CLAIMS1. A portable microbial air monitoring equipment used in places where clean air and clean environments are required, allowing sampling to measure microorganisms present in the air and air quality in pressurized closed circuit air ducts, characterized by comprising:• a power supply (8) that provides electrical energy to the components that need electricity for operation,• a control actuator (10) that is used to turn the system on and off, allows or interrupts the flow of energy from the power supply (8), and is used for switching between programs,• a time relay (7) that enables the energy coming from the power supply (8) to be transmitted to the desired point at the desired time, and opens or closes the energy passage according to the desired time,• a direction valve (1 ) that directs pressurized / pressureless fluid according to the command from the time relay (7),• a pressure controller (3) that adjusts the pressure of the air fluid to the desired pressure level,• a flowmeter (5) that measures the flow rate of the fluid with the adjusted pressure coming from the pressure actuator (3) and adjusts the flow rate of the fluid if desired,• a vacuum injector (4) that is used to grip or move objects by creating vacuum and absorbs air from the desired environment,• a filter holder (9) where the air with adjusted pressure and flow rate is directed and the filter (11 ) is positioned,• an ozone generator (6) that produces ozone using oxygen, provides the ozonization / cleaning of the air vacuumed from the filter holder (9) by means of the vacuum generator (4) with the produced ozone, and transmits the ozonized / cleaned air to the flow meter (5), pressure regulator (3), and if desired, to the thermometer (2) in order to ensure the sterilization of the device, and ensures the ringing of the air with the adjusted air flow rate and pressure,• a filter (11) that is located on the filter holder (9), ensures that the molecules and microorganisms in the filtered air cling to its walls to enable analysis and that the cleaned air is released into the environment by means of the ozone generator (6).

2. The portable microbial air monitoring equipment according to claim 1 , characterized by comprising a thermometer (2) that measures the temperature of the air directed by the direction valve (1).

3. The portable microbial air monitoring equipment according to claim 1 , characterized by comprising a spare filter (11) and spare filter chamber (12) used as a petri dish drawer.

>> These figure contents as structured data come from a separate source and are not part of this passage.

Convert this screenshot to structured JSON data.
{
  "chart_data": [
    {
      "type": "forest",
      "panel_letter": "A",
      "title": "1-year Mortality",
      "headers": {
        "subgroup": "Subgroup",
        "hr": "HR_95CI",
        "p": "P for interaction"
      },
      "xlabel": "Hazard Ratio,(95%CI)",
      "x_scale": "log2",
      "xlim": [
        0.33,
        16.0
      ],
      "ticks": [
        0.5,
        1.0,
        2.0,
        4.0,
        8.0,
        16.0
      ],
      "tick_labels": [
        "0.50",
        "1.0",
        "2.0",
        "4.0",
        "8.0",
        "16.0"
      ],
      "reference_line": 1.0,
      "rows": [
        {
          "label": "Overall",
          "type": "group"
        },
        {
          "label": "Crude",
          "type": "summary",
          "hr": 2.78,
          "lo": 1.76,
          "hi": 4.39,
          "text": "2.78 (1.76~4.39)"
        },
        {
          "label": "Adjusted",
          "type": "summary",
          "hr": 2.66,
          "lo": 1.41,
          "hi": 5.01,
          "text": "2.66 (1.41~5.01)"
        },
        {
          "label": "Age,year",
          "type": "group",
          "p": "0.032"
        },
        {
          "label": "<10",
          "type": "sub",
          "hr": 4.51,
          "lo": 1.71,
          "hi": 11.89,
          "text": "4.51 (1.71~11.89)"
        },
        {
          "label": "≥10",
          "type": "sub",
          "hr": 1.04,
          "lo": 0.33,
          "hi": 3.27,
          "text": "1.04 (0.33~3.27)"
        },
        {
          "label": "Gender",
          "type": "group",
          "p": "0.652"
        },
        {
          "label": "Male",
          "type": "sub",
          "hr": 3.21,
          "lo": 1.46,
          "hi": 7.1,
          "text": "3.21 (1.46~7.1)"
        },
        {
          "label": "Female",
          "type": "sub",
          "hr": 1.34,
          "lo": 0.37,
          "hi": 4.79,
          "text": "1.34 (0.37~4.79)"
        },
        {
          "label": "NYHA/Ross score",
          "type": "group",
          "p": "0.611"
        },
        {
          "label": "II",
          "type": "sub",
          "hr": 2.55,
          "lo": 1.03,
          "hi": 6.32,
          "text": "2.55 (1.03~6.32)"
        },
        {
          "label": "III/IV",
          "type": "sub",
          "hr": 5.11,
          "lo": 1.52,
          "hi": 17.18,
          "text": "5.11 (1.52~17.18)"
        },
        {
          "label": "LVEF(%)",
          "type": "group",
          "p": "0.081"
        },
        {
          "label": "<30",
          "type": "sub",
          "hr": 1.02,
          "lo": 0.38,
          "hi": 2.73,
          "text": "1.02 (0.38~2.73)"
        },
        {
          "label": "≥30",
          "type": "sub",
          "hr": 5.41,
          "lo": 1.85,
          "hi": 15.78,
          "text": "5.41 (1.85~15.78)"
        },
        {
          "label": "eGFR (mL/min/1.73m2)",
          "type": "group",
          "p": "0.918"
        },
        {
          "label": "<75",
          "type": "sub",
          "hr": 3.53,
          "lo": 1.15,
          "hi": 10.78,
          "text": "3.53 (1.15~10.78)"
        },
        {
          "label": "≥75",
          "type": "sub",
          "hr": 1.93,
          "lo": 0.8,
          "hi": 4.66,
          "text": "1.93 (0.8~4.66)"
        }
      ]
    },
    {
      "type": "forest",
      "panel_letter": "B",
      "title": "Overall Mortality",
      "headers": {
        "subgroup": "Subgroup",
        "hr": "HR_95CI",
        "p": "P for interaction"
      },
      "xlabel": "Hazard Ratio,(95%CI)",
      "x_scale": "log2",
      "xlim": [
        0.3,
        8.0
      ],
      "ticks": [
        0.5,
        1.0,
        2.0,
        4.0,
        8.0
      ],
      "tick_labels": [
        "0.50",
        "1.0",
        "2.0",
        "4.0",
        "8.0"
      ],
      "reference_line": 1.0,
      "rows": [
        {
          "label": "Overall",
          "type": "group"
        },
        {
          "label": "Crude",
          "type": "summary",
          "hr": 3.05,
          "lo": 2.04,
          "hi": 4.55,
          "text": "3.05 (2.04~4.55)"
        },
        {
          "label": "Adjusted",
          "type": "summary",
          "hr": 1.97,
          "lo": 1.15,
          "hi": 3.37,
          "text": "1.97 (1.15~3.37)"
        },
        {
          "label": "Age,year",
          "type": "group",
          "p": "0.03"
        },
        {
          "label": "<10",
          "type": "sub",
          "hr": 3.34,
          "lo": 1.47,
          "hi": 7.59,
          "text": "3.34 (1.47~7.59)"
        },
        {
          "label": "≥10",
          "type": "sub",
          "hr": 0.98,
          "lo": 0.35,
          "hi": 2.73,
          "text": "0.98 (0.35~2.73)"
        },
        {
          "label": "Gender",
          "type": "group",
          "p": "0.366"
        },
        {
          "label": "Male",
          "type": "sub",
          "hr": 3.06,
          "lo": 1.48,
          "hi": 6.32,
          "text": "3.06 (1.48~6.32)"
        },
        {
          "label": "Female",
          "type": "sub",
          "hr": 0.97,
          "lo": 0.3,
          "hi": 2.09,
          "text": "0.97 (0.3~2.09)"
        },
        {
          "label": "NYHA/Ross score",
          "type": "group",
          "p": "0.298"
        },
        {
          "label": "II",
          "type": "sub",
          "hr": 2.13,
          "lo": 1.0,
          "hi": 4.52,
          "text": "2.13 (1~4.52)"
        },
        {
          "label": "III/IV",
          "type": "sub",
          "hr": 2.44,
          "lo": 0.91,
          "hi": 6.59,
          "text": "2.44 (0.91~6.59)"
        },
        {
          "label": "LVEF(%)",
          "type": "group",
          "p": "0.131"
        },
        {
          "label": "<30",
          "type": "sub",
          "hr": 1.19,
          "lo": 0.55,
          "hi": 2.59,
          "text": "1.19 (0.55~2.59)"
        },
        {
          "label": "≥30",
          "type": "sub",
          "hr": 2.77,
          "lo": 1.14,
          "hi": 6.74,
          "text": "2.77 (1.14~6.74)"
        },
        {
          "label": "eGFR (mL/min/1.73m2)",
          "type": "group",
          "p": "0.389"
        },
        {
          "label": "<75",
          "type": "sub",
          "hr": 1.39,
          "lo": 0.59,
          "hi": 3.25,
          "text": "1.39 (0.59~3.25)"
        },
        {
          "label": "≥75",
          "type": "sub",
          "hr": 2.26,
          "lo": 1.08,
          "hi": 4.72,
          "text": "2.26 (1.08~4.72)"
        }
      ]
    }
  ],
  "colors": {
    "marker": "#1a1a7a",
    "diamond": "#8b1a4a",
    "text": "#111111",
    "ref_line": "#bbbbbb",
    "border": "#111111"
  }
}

4. The portable microbial air monitoring equipment according to claim 1, characterized in that the power supply (8) is an accumulator / battery.

5. The portable microbial air monitoring equipment according to claim 1, characterized in that the filter holder (9) is made of polycarbonate material.

6. The portable microbial air monitoring equipment according to claim 1, characterized in that the control actuator (10) is a button / knob.

7. The portable microbial air monitoring equipment according to claim 1, characterized in that the filter (11 ) is made of membrane material.